More Than Enough

In January, I heard Walter Brueggemann speak in Greenwood, Mississippi. The welcome sign still proudly names the town to be the Cotton Capital of the World, though the glut of boarded up downtown shops might cause someone passing through to question that claim. But then again, I don’t know how many people just happen to be passing through the Mississippi Delta.

As I drove past empty, winter cotton fields, turning golden in the setting sun, I listened to NPR commentators debate the plausibility of Bernie Sanders’ healthcare plan. I was surrounded by towns with some of the highest rates of diabetes, STDs, obesity, and hypertension—maybe some of the most preventable diseases around. And I wondered if anyone debating policies had ever met someone who lives 100 miles away from a major hospital. I wondered if they’d ever been to Mississippi.

Brueggemann went though a list of books that he recommends for anyone interested in exploring our discussions further. The first book listed was Empire of Cotton: A Global History. A book that describes how cotton growing and manufacturing has always led to violence. “I didn’t just put this on because I was coming here,” he says. “This is the list I give to everyone.” But I don’t think the irony is lost on a group made up of 95% white people 10 miles south of where Emmett Till was murdered.

Over the last few months, as I’ve looked around, it’s hard to find many reasons to be hopeful. In a world of racism and health disparities and failing economies, it’s easier to just be angry. Maybe that’s why we can’t have conversations anymore—on Facebook, at political rallies, or even with a neighbor. It’s hard to be in our world without simultaneously being overwhelmed by grief, but it’s a little less painful to be angry, so we resort to that instead.

We act as if we live by the economics of scarcity, Brueggeman explained. We act as if there’s not enough—not enough money, food, healthcare, whatever. So we hoard it all for ourselves. We grab and take and stockpile as much as we can, because we never believe there will be enough. But the God who brought the Israelites into freedom, who provided manna, who commanded Sabbath, who turned small loaves and fishes into a feast, who offers grace upon grace upon grace, that God has called us to live with open hands and open hearts. That God has told us there is always more than enough, so we give and give and give. It’s the economics of abundance.

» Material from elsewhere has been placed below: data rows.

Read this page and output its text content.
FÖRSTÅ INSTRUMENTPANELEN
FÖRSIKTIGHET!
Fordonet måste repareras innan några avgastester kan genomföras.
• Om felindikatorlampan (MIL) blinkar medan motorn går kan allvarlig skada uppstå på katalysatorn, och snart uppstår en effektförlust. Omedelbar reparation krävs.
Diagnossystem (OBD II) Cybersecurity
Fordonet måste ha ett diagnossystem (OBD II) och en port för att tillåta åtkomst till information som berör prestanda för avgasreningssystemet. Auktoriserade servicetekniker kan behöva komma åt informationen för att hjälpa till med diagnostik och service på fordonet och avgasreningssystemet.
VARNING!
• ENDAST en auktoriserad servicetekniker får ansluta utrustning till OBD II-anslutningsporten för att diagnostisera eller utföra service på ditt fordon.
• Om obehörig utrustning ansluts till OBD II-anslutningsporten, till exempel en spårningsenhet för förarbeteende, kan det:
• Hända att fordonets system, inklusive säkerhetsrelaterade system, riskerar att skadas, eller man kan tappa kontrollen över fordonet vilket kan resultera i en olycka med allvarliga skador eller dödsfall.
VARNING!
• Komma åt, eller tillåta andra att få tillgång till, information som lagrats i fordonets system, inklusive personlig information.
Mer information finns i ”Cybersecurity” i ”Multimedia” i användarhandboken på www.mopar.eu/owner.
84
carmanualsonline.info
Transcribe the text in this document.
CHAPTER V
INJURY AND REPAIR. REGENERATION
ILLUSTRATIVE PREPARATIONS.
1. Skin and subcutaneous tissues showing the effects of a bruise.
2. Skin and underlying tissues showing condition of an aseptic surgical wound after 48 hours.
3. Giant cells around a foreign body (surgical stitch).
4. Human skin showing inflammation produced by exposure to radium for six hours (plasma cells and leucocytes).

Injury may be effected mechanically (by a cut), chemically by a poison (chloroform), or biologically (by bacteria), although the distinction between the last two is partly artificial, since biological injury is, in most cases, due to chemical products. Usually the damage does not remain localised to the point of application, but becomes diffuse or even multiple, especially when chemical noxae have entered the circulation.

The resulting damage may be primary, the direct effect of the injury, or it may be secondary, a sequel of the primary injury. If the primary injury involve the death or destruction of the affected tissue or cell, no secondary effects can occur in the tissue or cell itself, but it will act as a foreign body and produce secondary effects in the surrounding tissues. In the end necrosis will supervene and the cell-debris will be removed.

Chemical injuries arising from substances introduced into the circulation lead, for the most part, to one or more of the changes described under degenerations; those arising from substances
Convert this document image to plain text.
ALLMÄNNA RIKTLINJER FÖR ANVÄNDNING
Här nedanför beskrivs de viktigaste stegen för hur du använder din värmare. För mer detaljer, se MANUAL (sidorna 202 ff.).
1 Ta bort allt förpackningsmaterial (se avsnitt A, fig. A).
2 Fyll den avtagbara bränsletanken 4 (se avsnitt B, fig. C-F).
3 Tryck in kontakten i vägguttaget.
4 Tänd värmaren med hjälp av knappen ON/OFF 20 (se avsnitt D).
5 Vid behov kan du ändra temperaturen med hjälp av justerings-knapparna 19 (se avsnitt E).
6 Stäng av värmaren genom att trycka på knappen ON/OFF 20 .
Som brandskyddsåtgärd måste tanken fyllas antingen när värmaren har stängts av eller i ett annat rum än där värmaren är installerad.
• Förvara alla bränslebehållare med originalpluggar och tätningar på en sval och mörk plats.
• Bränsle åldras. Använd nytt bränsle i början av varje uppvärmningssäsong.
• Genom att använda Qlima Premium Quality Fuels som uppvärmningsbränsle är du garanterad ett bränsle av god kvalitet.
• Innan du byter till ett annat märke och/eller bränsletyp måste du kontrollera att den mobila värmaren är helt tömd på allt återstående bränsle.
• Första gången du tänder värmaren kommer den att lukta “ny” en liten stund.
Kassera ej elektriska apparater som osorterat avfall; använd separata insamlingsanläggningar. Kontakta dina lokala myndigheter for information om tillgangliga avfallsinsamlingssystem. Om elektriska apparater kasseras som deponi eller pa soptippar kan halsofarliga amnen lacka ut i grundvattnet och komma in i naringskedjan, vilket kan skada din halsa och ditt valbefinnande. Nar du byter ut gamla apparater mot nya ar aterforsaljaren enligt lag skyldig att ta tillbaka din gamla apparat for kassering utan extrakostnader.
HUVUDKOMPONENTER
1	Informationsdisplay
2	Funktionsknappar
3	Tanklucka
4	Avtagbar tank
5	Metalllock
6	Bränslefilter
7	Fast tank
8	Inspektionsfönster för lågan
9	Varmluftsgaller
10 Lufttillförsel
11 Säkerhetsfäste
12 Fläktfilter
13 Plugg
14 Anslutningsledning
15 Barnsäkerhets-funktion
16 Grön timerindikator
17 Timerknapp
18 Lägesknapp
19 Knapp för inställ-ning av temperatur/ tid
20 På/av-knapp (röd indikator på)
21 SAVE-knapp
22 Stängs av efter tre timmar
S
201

When I hear a gunshot, when I see a fight, as I watch another Facebook argument unfold, I wonder what to think, or what to pray for, or what I wish would get better. Because it’s easy to see the anger, but I wonder if we’re all just really scared. Scared we might lose our stuff or our dignity or our pride or maybe even our heroes. Scared we might not be the cotton capital of the world, scared we might not be as Christian or as good as we claim to be, scared we might not be right. So we build a wall around all of our possessions and reputations and ideologies, because if I give and give and give, I might lose mine.

And eventually we get sick of staring at each other’s walls, and it’s easier to just walk away.

I baked communion bread for Common Ground at the beginning of the month. At the end of the service, I stood with a container of leftover bread in my hand trying to figure out what to do with these small leftover pieces of pita we had just declared to be the Body of Christ, broken for us, when a second grader runs up to me.

Miss Sarah, can I have some more of that?

Yeah, definitely, please, take as much as you want.

It’s just that it’s so good. Can I bring some to my friends?

Of course. There’s more than enough. There’s always more than enough.